Connections Found to Keratoconus

A recent publication in Ophthalmology detailed the results of a retrospective longitudinal cohort study that matched 16,053 patients with keratoconus to a control group with no history of the disease. The purpose of the study, conducted in conjunction with the Department of Ophthalmology and Visual Sciences, University of Michigan Medical School, was to determine if an association exists between keratoconus, sociodemographic factors, and common systemic diseases. 

The odds of the people in the study of developing keratoconus were strongly influenced by race. Compared to white people, black people had a 57% greater chance of being diagnosed with keratoconus; the odds for Latinos were 43% higher than those for Caucasians. Conversely, Asians had 39% reduced odds of developing keratoconus than whites did.

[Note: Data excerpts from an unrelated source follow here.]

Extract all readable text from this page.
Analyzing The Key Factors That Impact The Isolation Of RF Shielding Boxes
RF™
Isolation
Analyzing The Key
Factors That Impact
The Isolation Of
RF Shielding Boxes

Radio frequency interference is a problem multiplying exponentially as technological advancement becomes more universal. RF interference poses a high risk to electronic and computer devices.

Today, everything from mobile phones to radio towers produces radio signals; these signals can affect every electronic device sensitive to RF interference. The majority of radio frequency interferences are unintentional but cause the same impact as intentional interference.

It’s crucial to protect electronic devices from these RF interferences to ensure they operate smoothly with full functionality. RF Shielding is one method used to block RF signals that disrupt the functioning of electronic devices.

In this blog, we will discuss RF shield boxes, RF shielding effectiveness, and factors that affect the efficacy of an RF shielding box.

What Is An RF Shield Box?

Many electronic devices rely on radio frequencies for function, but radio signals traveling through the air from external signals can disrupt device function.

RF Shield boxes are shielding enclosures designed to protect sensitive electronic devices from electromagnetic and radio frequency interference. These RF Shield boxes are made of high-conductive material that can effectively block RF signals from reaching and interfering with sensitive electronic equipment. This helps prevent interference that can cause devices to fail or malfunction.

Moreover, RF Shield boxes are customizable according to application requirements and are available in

Certain health conditions also played a factor in the diagnosis of keratoconus. Individuals with diabetes had 20% lower odds of developing keratoconus; while those with sleep apnea or asthma had higher odds. Most shocking, people in the study with Down syndrome were more than 600% more likely to be diagnosed with keratoconus that those who do not have the genetic disorder.

This is not the first time that we have reported on a possible connection between keratoconus and obstructive sleep apnea, a dangerous condition that, if left untreated, can lead to serious health issues including high blood pressure, stroke, and cardiovascular disease. Individuals with keratoconus should be aware of this link and, if they are concerned, speak to their primary care physician about setting up an apnea sleep testing study.